SEC Breaks Ground In Adopting New VL Registration Form N-6
The Securities and Exchange Commission has adopted Form N-6, the long-awaited registration form designed specifically for variable life insurance policies.
VL insurers may generally convert to the new form after June 1, 2002.
As you will see, adoption of N-6 has important implications for VL insurers, producers and consumers.
The new form uses the two-part disclosure format currently enjoyed by mutual funds and variable annuity contracts.
This format will allow insurers to shorten their prospectuses significantly–by moving financial statements and other detailed legal and financial information from the prospectus to a Statement of Additional Information. The SAI is delivered only to investors requesting it.
The shorter prospectuses should significantly reduce insurers printing and mailing costs. In addition, by permitting more concise prospectuses, Form N-6 should help producers and investors increase their overall level of understanding of VL insurance.
Furthermore, lower development and administration costs, together with potentially higher sales, may ultimately increase insurers return on investment in the VL market, and spur increased product development, too.
Even though it will facilitate use of shorter prospectuses, Form N-6 does expand the amount of disclosure required in VL prospectuses about policy fees and charges. For instance, every prospectus will now be required to include a "fee table" specifying the maximum amount of every policy charge, including charges for every available rider.
For any charge that varies depending on individual policyowner characteristics (such as age or risk rating classification), the fee table must show the minimum and maximum charge as well as the actual amount that would be paid by a "representative policyowner."
The requirement to show charges that a hypothetical policyowner would pay represents, to some degree, an uneasy compromise between competing disclosure theories.
The SEC has historically struggled with whether to permit hypothetical information in prospectuses.

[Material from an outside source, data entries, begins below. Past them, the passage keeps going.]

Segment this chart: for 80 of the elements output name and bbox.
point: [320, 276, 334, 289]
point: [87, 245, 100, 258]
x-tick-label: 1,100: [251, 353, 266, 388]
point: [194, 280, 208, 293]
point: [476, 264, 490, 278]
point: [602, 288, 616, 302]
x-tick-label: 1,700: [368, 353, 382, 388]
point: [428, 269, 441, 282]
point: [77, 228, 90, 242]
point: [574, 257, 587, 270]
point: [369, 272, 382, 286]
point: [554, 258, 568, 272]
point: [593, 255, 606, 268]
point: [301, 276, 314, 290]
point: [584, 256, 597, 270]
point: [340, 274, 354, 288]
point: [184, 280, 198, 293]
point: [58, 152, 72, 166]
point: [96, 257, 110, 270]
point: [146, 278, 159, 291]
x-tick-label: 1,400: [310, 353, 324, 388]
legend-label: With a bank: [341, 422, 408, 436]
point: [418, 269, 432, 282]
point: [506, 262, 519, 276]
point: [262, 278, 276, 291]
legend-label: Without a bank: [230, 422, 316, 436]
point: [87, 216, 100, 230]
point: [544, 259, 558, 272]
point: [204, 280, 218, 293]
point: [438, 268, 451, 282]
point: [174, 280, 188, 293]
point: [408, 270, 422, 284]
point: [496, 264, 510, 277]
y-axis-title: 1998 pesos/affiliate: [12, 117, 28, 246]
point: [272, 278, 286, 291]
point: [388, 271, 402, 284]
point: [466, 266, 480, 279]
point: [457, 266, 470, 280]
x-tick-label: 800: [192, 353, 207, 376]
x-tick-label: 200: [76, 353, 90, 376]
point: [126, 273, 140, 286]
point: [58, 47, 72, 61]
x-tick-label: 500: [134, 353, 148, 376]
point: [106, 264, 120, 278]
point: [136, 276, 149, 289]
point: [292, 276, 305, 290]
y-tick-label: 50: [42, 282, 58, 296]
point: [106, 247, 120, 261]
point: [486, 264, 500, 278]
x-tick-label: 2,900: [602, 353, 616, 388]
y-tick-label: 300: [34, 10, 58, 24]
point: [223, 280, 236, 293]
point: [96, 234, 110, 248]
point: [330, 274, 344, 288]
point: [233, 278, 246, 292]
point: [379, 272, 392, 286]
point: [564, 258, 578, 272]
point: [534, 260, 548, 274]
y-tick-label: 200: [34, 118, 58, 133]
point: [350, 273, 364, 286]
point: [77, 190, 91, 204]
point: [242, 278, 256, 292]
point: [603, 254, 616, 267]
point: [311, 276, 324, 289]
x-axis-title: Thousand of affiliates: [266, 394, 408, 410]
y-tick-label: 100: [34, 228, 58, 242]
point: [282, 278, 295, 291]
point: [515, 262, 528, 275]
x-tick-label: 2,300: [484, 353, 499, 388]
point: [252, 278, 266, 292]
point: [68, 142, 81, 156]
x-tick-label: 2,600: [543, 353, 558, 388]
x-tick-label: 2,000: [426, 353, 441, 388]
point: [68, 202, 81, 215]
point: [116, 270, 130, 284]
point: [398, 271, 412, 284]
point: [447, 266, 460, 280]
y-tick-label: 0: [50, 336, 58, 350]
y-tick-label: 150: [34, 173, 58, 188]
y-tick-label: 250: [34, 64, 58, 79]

Apparently, however, it has concluded that for VL, the benefit of providing investors with a way to compare fees and charges of different policies outweighs the risk that prospectus-disclosed charges may differ significantly from the actual charges a purchaser will pay.
The SECs concern about this risk was evident, however, from oral debate during the April 11, 2002 meeting at which Form N-6 was adopted. To address the concerns, the SEC voted to require the disclosure of minimum and maximum charges in addition to the specific charge a "representative policyowner" would pay, with the goal of alerting investors to the fact that actual policy charges may vary widely.